Her ghostly form shimmering there at the edge of the road, Bodicea nodded. "Light and darkness are in constant combat. Morning always follows night, and then gives way to evening."
William frowned. "Good God, you two are morose. If it's all so useless, what the hell are we bothering for?"
"Because we must, William," Tamara said. "This is our time. Somewhere there is another little girl running across a field. It's for her that we fight, so she will never know what we know."
"And if you ever surrendered the fight," Bodicea added, "then one day morning might not follow evening, and the darkness would prevail."
William stood a bit straighter. "Right, then. Well, I don't want that on my head. So we'll keep on, of course. But it would be nice if the ghouls and Faeries and demons let us alone for a while."

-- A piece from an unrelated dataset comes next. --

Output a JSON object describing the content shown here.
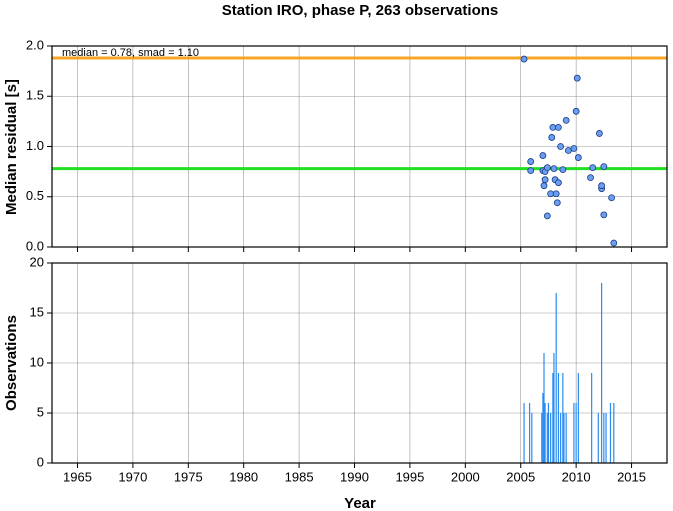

Tamara and Bodicea said nothing, but William had expected no reply. He knew that any reassurance they might offer would be hollow. As his sister had said, the struggle was eternal. There was no way to know when the Protectors of Albion would next be needed.
Farris coughed, breaking the silence. "Pardon me, Sir. Miss.
But perhaps we ought to be heading back now. You never now what might be lurking in the woods."There was a glint in Tamara's eyes as she turned to William.
"As long as it is not a baby, Farris, I think Master William would be perfectly alright."
She gave William a playful poke as she opened the carriage door and climbed inside. Shaking his head, William joined her.
As Farris cracked the whip and guided the horses away from that darkly enchanted wood, the distant call of a hunting horn could be heard behind them, baleful and resolute.